Isto é, só com medidas deste tipo se poderá definir, estabilizar e gerir adequadamente um parque habitacional com estas características e intenções, fazendo (um dia) reduzir ou mesmo cessar a sempre permanente necessidade de construir mais e mais fogos, tantas vezes á custa de pressões urbanísticas e de ordenamento do território perfeitamente inadequadas, reduzindo substancialmente e/ou gastando da melhor forma os avultados recursos financeiros que todos nós pagamos para suportar as despesa do Estado com o sector.
Finalmente, a “construção de um novo tempo para este sector”passará também por uma maior mobilização e responsabilização da sociedade no seu todo para podermos alcançar com sucesso este desiderato, apostando de uma forma muito decisiva nas “entidades sem fins lucrativos” mais vocacionadas para essa função como são, de facto, as cooperativas de habitação.
A propósito, diremos mesmo que só o modelo cooperativo garante neste tipo de processos a questão essencial da participação directa e democrática (um homem um voto) dos próprios interessados no seu alojamento habitacional, tornando todo o processo “mais eficientemente dialogado” através das relações de cooperação e de confiança que naturalmente se estabelecem entre a cooperativa e os seus membros.

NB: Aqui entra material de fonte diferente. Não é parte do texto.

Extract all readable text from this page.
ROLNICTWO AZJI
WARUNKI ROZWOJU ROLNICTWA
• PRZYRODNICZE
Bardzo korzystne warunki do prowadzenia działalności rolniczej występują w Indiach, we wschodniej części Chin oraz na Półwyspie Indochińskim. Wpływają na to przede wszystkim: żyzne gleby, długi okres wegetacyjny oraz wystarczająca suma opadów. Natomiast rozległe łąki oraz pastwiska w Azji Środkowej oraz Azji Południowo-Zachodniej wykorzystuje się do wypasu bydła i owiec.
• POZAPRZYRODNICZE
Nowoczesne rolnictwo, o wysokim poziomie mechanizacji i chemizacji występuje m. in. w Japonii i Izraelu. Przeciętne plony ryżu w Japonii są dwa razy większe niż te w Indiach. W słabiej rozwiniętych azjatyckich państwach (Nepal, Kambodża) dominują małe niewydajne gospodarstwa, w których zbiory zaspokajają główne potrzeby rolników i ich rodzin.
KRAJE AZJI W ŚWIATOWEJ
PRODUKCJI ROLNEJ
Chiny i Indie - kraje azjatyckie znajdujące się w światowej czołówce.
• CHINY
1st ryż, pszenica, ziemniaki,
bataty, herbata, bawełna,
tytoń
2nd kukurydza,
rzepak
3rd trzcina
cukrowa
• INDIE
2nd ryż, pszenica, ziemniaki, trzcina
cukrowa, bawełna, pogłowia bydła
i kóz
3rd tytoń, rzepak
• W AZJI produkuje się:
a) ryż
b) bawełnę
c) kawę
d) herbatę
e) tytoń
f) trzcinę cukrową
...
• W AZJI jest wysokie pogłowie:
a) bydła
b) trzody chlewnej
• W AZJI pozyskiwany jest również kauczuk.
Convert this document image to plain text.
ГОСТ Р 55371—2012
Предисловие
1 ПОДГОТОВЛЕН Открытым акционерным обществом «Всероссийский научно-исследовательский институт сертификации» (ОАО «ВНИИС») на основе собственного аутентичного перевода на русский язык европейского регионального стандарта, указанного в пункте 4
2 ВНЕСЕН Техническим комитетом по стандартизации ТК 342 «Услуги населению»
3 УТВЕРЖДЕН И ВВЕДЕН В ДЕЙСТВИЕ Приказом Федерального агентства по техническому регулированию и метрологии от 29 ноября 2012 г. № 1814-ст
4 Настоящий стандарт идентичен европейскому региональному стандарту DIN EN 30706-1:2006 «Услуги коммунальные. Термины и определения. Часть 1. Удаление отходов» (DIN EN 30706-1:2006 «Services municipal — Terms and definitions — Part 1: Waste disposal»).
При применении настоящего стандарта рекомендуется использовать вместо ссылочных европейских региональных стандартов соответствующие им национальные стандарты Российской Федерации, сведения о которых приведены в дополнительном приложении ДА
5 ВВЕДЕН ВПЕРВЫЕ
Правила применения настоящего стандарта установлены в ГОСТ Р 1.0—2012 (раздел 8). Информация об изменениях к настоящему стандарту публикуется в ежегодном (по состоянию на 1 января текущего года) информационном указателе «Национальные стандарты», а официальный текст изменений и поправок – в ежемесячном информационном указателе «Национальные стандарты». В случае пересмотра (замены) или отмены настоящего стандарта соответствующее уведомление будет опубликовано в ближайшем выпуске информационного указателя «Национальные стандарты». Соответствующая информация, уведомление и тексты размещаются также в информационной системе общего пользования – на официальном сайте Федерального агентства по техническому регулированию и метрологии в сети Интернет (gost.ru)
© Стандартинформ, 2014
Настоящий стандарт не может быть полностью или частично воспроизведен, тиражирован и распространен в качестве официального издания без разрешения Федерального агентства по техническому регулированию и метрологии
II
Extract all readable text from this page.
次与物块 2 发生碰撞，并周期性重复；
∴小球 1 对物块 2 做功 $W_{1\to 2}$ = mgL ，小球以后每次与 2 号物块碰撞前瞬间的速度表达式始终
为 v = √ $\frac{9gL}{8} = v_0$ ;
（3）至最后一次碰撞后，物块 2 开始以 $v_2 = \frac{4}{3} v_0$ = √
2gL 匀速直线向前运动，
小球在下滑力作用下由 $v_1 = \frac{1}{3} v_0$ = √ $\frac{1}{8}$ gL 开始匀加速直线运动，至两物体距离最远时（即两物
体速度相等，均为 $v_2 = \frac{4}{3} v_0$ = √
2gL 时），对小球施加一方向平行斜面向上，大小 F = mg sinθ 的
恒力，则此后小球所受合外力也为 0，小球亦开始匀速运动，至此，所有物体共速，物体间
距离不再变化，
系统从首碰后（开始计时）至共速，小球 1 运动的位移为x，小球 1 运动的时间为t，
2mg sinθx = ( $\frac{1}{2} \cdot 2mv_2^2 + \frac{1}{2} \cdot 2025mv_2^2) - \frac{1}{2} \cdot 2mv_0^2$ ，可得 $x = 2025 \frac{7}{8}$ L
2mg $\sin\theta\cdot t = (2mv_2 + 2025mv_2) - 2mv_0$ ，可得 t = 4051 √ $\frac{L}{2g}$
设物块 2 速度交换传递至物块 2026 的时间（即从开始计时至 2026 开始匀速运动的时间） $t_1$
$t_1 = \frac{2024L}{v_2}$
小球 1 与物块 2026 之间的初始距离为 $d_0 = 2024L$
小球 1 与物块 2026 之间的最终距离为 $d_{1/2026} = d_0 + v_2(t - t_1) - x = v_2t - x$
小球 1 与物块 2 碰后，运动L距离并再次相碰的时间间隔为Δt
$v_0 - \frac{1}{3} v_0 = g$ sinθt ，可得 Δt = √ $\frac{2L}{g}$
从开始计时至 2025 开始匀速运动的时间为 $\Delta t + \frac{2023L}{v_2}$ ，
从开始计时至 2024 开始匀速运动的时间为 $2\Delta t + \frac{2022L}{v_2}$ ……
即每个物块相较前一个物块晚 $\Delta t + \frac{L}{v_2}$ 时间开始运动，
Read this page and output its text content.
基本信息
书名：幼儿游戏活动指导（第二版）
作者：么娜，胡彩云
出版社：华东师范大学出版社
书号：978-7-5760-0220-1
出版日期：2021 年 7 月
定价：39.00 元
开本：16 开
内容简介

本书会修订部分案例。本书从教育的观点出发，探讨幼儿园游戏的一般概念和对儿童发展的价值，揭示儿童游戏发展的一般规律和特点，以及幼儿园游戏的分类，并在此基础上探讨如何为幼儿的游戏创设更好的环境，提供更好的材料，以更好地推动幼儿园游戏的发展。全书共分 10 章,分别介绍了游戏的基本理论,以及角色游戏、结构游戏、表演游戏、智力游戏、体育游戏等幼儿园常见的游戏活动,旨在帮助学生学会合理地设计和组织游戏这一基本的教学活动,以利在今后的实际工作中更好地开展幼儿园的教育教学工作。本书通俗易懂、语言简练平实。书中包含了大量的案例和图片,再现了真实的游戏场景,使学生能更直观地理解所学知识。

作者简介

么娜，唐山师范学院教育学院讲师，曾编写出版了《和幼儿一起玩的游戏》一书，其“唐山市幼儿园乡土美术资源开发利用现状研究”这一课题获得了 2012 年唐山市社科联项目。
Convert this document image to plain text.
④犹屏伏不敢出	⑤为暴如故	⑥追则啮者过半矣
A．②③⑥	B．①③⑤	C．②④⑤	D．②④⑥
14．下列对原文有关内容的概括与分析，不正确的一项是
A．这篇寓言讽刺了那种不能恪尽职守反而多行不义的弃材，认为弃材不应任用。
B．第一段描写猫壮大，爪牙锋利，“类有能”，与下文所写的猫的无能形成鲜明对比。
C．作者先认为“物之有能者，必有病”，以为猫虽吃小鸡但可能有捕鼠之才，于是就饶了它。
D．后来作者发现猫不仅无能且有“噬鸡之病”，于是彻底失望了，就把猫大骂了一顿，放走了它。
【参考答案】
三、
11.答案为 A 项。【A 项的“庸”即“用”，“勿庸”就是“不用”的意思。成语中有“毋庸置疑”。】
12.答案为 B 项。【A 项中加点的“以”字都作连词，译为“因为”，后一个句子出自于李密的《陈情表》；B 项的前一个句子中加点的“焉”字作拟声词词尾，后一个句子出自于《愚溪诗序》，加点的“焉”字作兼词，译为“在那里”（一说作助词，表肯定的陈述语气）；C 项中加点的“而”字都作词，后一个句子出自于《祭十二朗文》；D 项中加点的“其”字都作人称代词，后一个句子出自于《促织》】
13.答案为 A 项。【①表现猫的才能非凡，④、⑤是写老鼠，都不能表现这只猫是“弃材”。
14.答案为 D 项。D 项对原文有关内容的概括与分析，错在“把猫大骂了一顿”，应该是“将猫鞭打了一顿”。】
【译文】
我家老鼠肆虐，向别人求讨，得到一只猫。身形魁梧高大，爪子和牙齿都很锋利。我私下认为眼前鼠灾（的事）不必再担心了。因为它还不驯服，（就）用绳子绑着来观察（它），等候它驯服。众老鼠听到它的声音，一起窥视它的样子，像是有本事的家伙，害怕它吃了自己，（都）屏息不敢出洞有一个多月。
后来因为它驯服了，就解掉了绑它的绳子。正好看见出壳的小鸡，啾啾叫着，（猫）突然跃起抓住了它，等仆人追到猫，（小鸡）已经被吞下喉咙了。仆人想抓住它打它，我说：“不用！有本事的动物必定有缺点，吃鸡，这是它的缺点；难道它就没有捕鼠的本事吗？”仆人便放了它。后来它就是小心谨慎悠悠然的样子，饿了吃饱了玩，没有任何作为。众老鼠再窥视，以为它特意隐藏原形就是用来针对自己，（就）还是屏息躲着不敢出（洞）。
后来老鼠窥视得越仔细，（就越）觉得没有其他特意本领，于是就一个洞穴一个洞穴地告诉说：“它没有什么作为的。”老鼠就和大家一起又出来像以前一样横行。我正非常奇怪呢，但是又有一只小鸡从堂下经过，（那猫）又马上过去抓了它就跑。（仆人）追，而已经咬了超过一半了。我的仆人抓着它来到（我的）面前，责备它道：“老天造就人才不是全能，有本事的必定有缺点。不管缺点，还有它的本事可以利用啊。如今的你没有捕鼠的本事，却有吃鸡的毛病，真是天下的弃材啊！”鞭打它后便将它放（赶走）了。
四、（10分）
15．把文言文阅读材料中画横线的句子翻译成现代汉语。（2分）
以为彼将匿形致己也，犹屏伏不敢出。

De resto e para terminar, não será mesmo por acaso que em Bairros da mesma natureza e exactamente com os mesmos problemas do já referenciado Bairro das Amendoeiras, em que a entidade receptora do património do IGAPHE não foi uma Fundação mas sim uma Cooperativa (neste caso a NHC), um adequado processo geral de informação, de activo diálogo e envolvimento de todos os interessados suportou e desenvolve tranquilamente a fase mais complexa de transição dos contratos de arrendamento, de actualização gradual das rendas e de inicio de um programa de reabilitação de edifícios, habitações e espaços públicos, afirmando e confirmando no terreno a qualidade da intervenção cooperativa neste domínio como mais um efectivo caso de sucesso no seio do sector.
É pois, este, o caminho a seguir.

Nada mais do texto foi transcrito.